Decide & Act Now: The Power of the Present
We have the power to decide and act only right now, at this point, at this time, standing here. We cannot act in the future. We can only do that when we get there. Likewise, we can’t act in the past; what has happened has happened – although we can view our past differently depending on our perspective and mood in the present.
It is the decisions we make and the actions we take right now that shape our future and position us to make decisions and act when we do get there. When we are developing a picture of our preferred future, we are sketching out what might be, not necessarily what will be.

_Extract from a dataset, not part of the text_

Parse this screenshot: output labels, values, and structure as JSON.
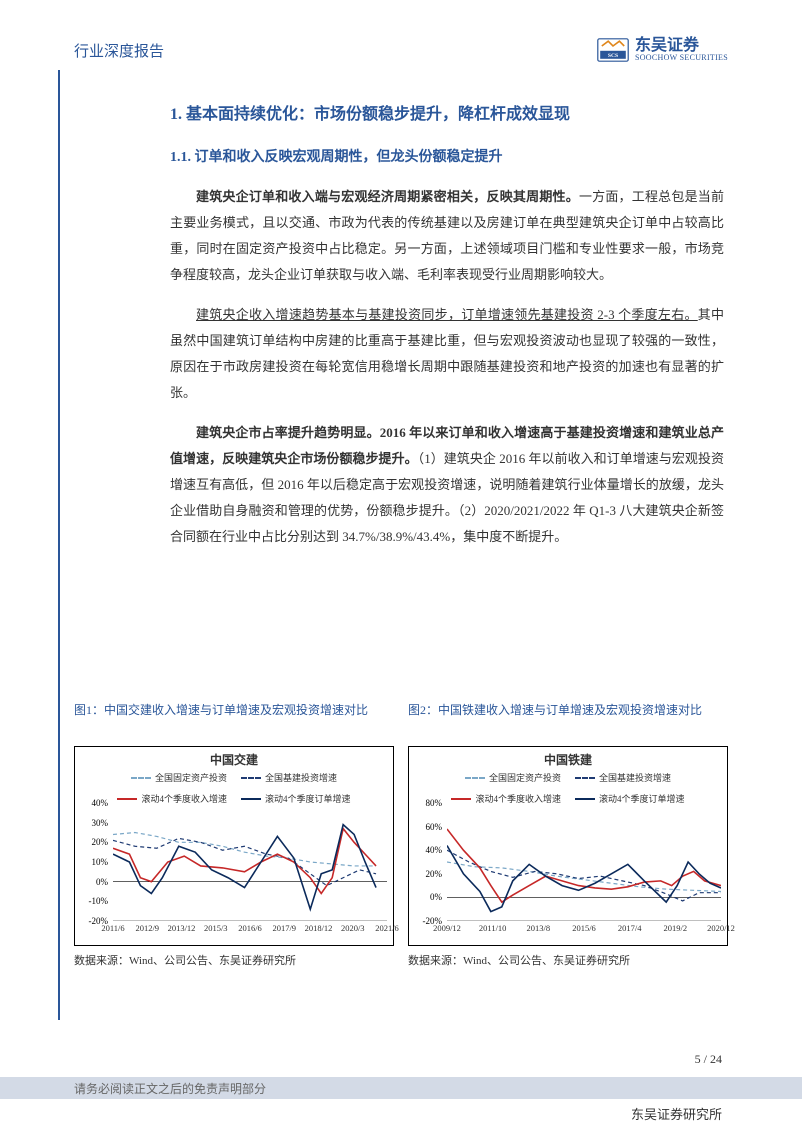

So, what are the implications for us?
Our Strategic Choices are Directional – Our Chosen Actions are Conditional
If we’re not “deciding” our future, what are we doing? Well, the choices we make and the actions we take get us to point our feet in the desired direction and allow us to take the first conditional step. When we get to the end of that first step, we have to consciously confirm that we want to continue in the same direction and take the second step. In other words, we need to continue to refresh and reinforce our direction and our desired end state with each “present” moment.
Our Perspective and Feelings Shape Our View of the Past
The second implication has to do with how we feel about our past. While we cannot change what happened in the past, we can change our view about it and our feelings about it. If we think of ourselves as “successful” in the past, the picture we paint of our future will be a very different one from the one that reflects our view of the past as “unsuccessful.” The facts of the past are the same. We just have a different feeling about it, looking at it with glass-half-empty eyes rather than glass-half-full eyes.
Possibilities for the Future are Informed by How We Collectively Feel About Our Past and Present
It is often important for leader teams to go through “what have we achieved over the past 18 months?” prior to painting the preferred future. With the recognition that we’ve come a long way, or even survived through a rough time, the words expressed around the preferred future are much more positive, powerful and energizing then they would otherwise be.
We need to view the present like being part way up the mountain on a climb. We look back down and see how far we’ve come. Then we look ahead and up and can see the summit more clearly. Finally, we decide and act, making those strategic choices that will help to ensure a successful climb.
And we need to remember that it’s not a guarantee of success; it’s only improving our odds.